庞叔皱起眉,但声音还是完全没有起伏,问:“什么?”
“你丫聋了吗?”鸵鸟抬高声音,说:“老子的儿子死了!”
冬阳落入竹棚,尘先生端坐其中。他今天穿着简单,灰色的马甲修身,银链系着怀表,近日来的消瘦让他的五官更加突出,很有东方人和高加索人所生的混血的美感。他放下手里的书,像是磊落的学者。
他看向庞叔,没有说话。但鸵鸟可不准备就这么沉默下去,说:“我儿子还没三十岁呢,就这么被条子给毙了!”

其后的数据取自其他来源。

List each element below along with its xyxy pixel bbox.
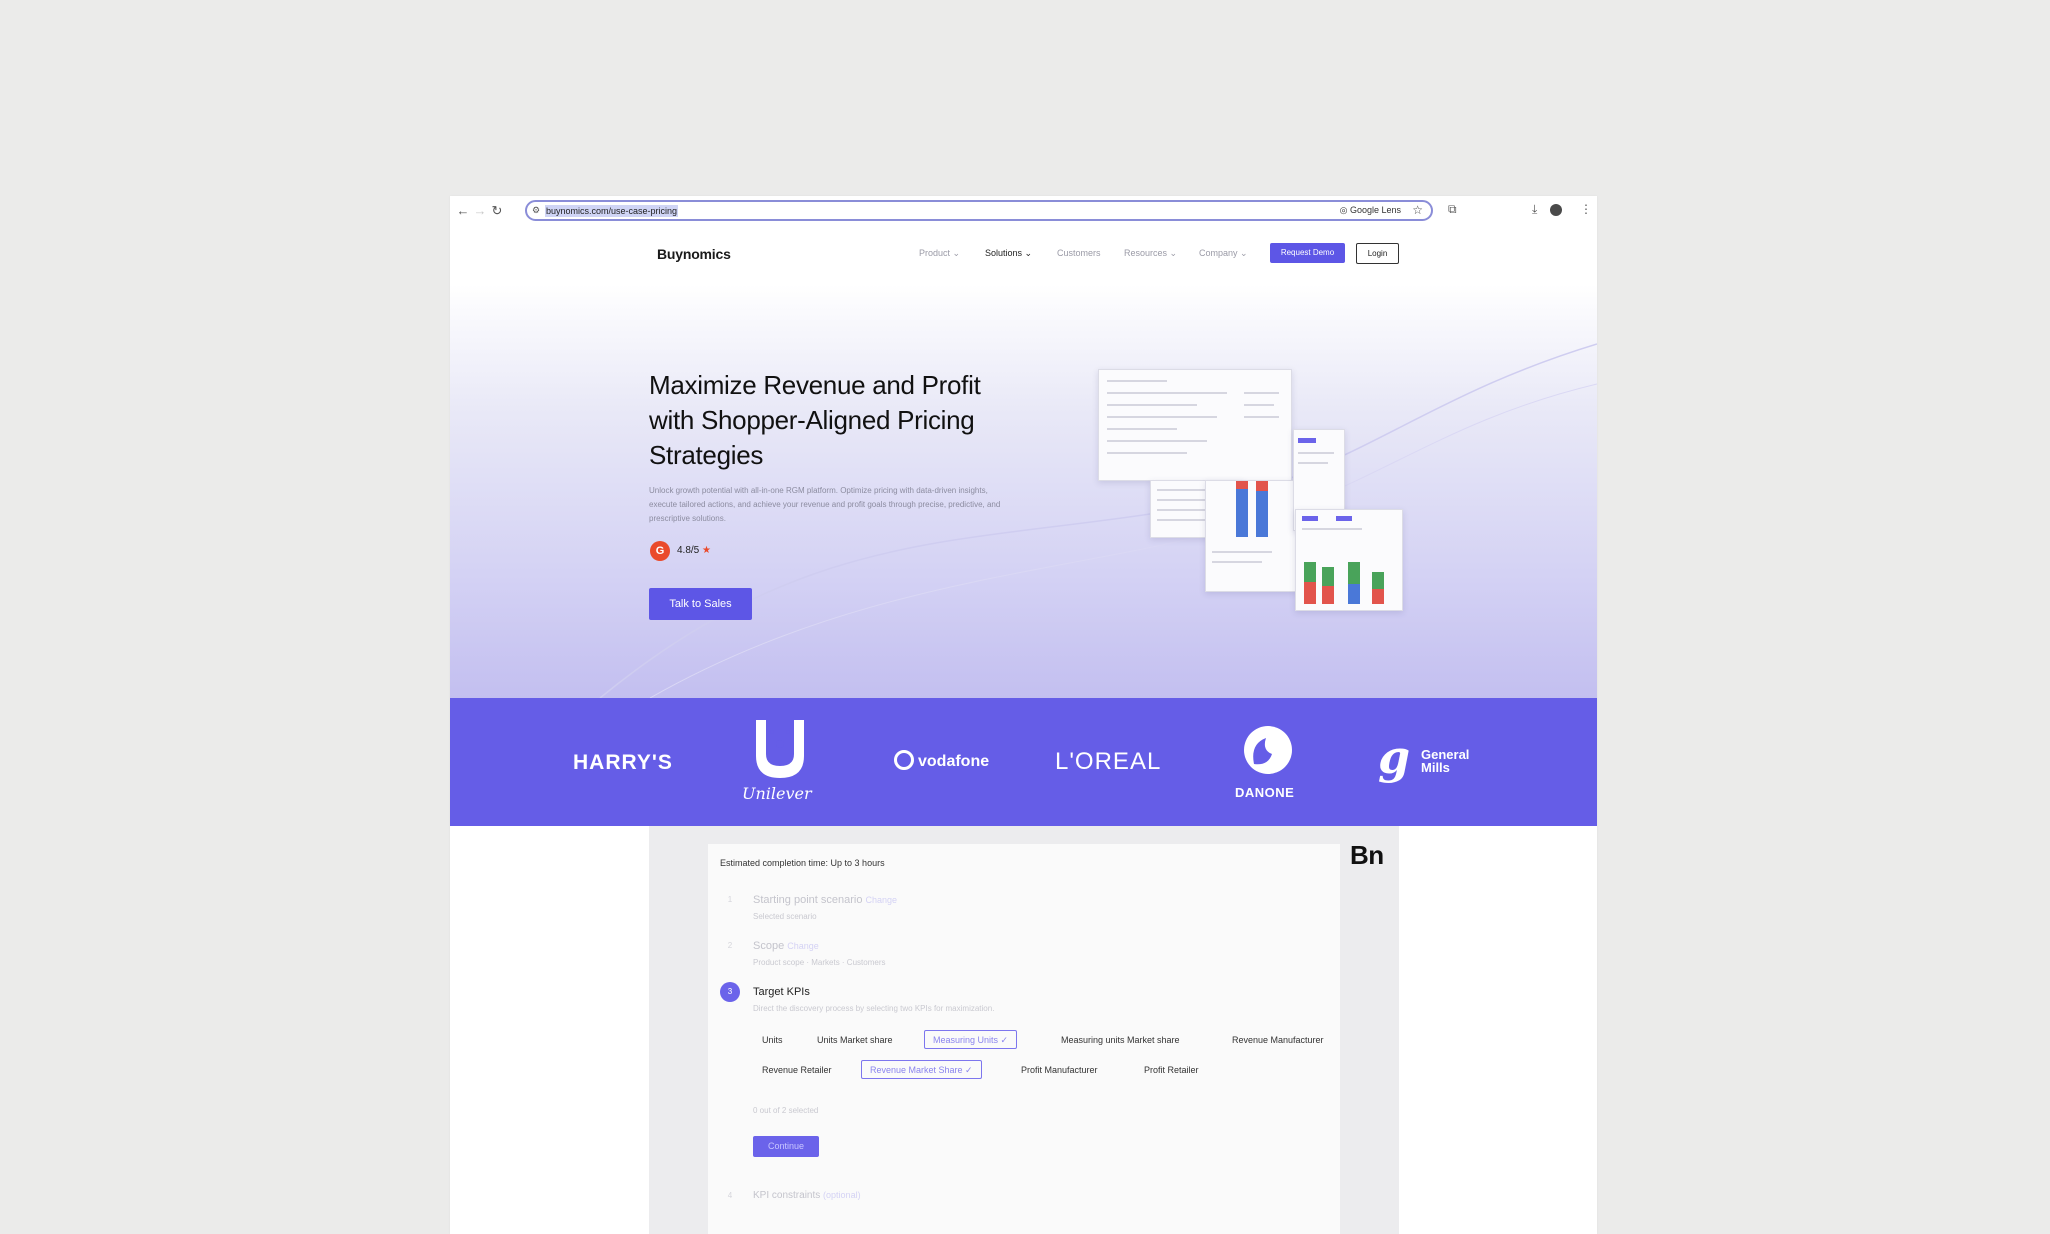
- nav-solutions[interactable]: Solutions ⌄: [985, 248, 1032, 259]
- hero-subtitle: Unlock growth potential with all-in-one …: [649, 486, 1001, 523]
- nav-resources[interactable]: Resources ⌄: [1124, 248, 1177, 259]
- step-1-number: 1: [727, 895, 733, 904]
- rating-score: 4.8/5: [677, 545, 700, 556]
- google-lens-label: Google Lens: [1349, 205, 1401, 215]
- g2-icon: G: [650, 541, 670, 561]
- bookmark-star-icon[interactable]: ☆: [1412, 203, 1423, 217]
- rating-value: 4.8/5 ★: [677, 545, 711, 556]
- logo-danone: DANONE: [1235, 785, 1295, 800]
- step-4-title: KPI constraints (optional): [753, 1190, 861, 1201]
- customer-logos-band: HARRY'S Unilever vodafone L'OREAL DANONE…: [450, 698, 1597, 826]
- nav-product[interactable]: Product ⌄: [919, 248, 960, 259]
- logo-loreal: L'OREAL: [1055, 748, 1162, 775]
- google-lens-button[interactable]: ◎ Google Lens: [1340, 204, 1401, 217]
- kpi-selected-count: 0 out of 2 selected: [753, 1106, 819, 1115]
- address-bar[interactable]: ⚙ buynomics.com/use-case-pricing ◎ Googl…: [525, 200, 1433, 221]
- unilever-u-icon: [756, 720, 804, 778]
- extensions-icon[interactable]: ⧉: [1448, 202, 1457, 217]
- logo-harrys: HARRY'S: [573, 751, 673, 774]
- kpi-wizard-panel: Estimated completion time: Up to 3 hours…: [708, 844, 1340, 1234]
- request-demo-button[interactable]: Request Demo: [1270, 243, 1345, 263]
- download-icon[interactable]: ⤓: [1532, 202, 1537, 217]
- vodafone-icon: [894, 750, 914, 770]
- step-2-subtitle: Product scope · Markets · Customers: [753, 958, 886, 967]
- reload-icon[interactable]: ↻: [490, 203, 504, 219]
- site-logo[interactable]: Buynomics: [657, 246, 731, 262]
- more-menu-icon[interactable]: ⋮: [1580, 202, 1592, 216]
- logo-vodafone: vodafone: [894, 750, 989, 771]
- nav-company[interactable]: Company ⌄: [1199, 248, 1248, 259]
- kpi-chip-measuring-units[interactable]: Measuring Units ✓: [924, 1030, 1018, 1049]
- dashboard-mockup-stacked: [1295, 509, 1403, 611]
- continue-button[interactable]: Continue: [753, 1136, 819, 1157]
- step-2-title: Scope Change: [753, 940, 819, 952]
- vodafone-label: vodafone: [918, 753, 990, 770]
- step-2-change-link[interactable]: Change: [787, 941, 819, 951]
- step-4-number: 4: [727, 1191, 733, 1200]
- bn-watermark: Bn: [1350, 840, 1384, 870]
- logo-unilever: Unilever: [742, 784, 812, 803]
- back-icon[interactable]: ←: [456, 203, 470, 219]
- url-text[interactable]: buynomics.com/use-case-pricing: [545, 205, 679, 217]
- kpi-chip-measuring-units-market-share[interactable]: Measuring units Market share: [1052, 1030, 1189, 1049]
- step-3-subtitle: Direct the discovery process by selectin…: [753, 1004, 995, 1013]
- step-1-change-link[interactable]: Change: [866, 895, 898, 905]
- login-button[interactable]: Login: [1356, 243, 1399, 264]
- browser-toolbar: ← → ↻ ⚙ buynomics.com/use-case-pricing ◎…: [450, 196, 1597, 226]
- site-info-icon[interactable]: ⚙: [532, 205, 540, 216]
- general-mills-g-icon: g: [1378, 730, 1411, 784]
- step-4-label: KPI constraints: [753, 1190, 821, 1201]
- step-1-label: Starting point scenario: [753, 894, 863, 906]
- kpi-chip-profit-manufacturer[interactable]: Profit Manufacturer: [1012, 1060, 1107, 1079]
- hero-wave-decoration: [599, 343, 1597, 698]
- estimated-time: Estimated completion time: Up to 3 hours: [720, 858, 885, 868]
- dashboard-mockup-main: [1098, 369, 1292, 481]
- step-3-title: Target KPIs: [753, 986, 810, 998]
- step-3-number: 3: [720, 982, 740, 1002]
- hero-section: Maximize Revenue and Profit with Shopper…: [450, 284, 1597, 698]
- site-header: Buynomics Product ⌄ Solutions ⌄ Customer…: [450, 226, 1597, 284]
- step-4-optional-label: (optional): [823, 1190, 861, 1200]
- kpi-chip-profit-retailer[interactable]: Profit Retailer: [1135, 1060, 1208, 1079]
- hero-title: Maximize Revenue and Profit with Shopper…: [649, 370, 981, 470]
- kpi-chip-revenue-retailer[interactable]: Revenue Retailer: [753, 1060, 841, 1079]
- nav-customers[interactable]: Customers: [1057, 248, 1101, 258]
- forward-icon[interactable]: →: [473, 203, 487, 219]
- kpi-chip-revenue-manufacturer[interactable]: Revenue Manufacturer: [1223, 1030, 1333, 1049]
- kpi-chip-units-market-share[interactable]: Units Market share: [808, 1030, 902, 1049]
- step-2-number: 2: [727, 941, 733, 950]
- browser-window: ← → ↻ ⚙ buynomics.com/use-case-pricing ◎…: [450, 196, 1597, 1234]
- step-2-label: Scope: [753, 940, 785, 952]
- dashboard-mockup-bars: [1205, 480, 1297, 592]
- lens-icon: ◎: [1339, 205, 1350, 215]
- step-1-title: Starting point scenario Change: [753, 894, 897, 906]
- star-icon: ★: [702, 545, 711, 556]
- danone-icon: [1244, 726, 1292, 774]
- kpi-chip-units[interactable]: Units: [753, 1030, 792, 1049]
- profile-avatar[interactable]: [1550, 204, 1562, 216]
- kpi-chip-revenue-market-share[interactable]: Revenue Market Share ✓: [861, 1060, 982, 1079]
- logo-general-mills: General Mills: [1421, 747, 1470, 775]
- step-1-subtitle: Selected scenario: [753, 912, 817, 921]
- talk-to-sales-button[interactable]: Talk to Sales: [649, 588, 752, 620]
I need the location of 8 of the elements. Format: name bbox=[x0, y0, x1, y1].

庞叔和尘先生对视了一眼,尘先生露出了一个无奈的表情,轻轻地摇了摇头。花园建起来这么多年,这种事见过不少,就是因为做毒品生意死了家人,反过来怪上线。
庞叔不动声色,说:“节哀。”
“节个屁的哀!”鸵鸟说,“他接了你们的货,入境的时候才被条子追的!你们说怎么办吧!”
“人死不能不复生,”庞叔依然冷静地说,“你一定保重身体。”
“行,我算是听明白了,你就打算装傻到底,是吧?”鸵鸟喉咙里出了点奇怪的音,像是被气笑了,说:“我告诉你,我儿子折在这儿,咱们谁也别想好过!你让尘先生接电话!”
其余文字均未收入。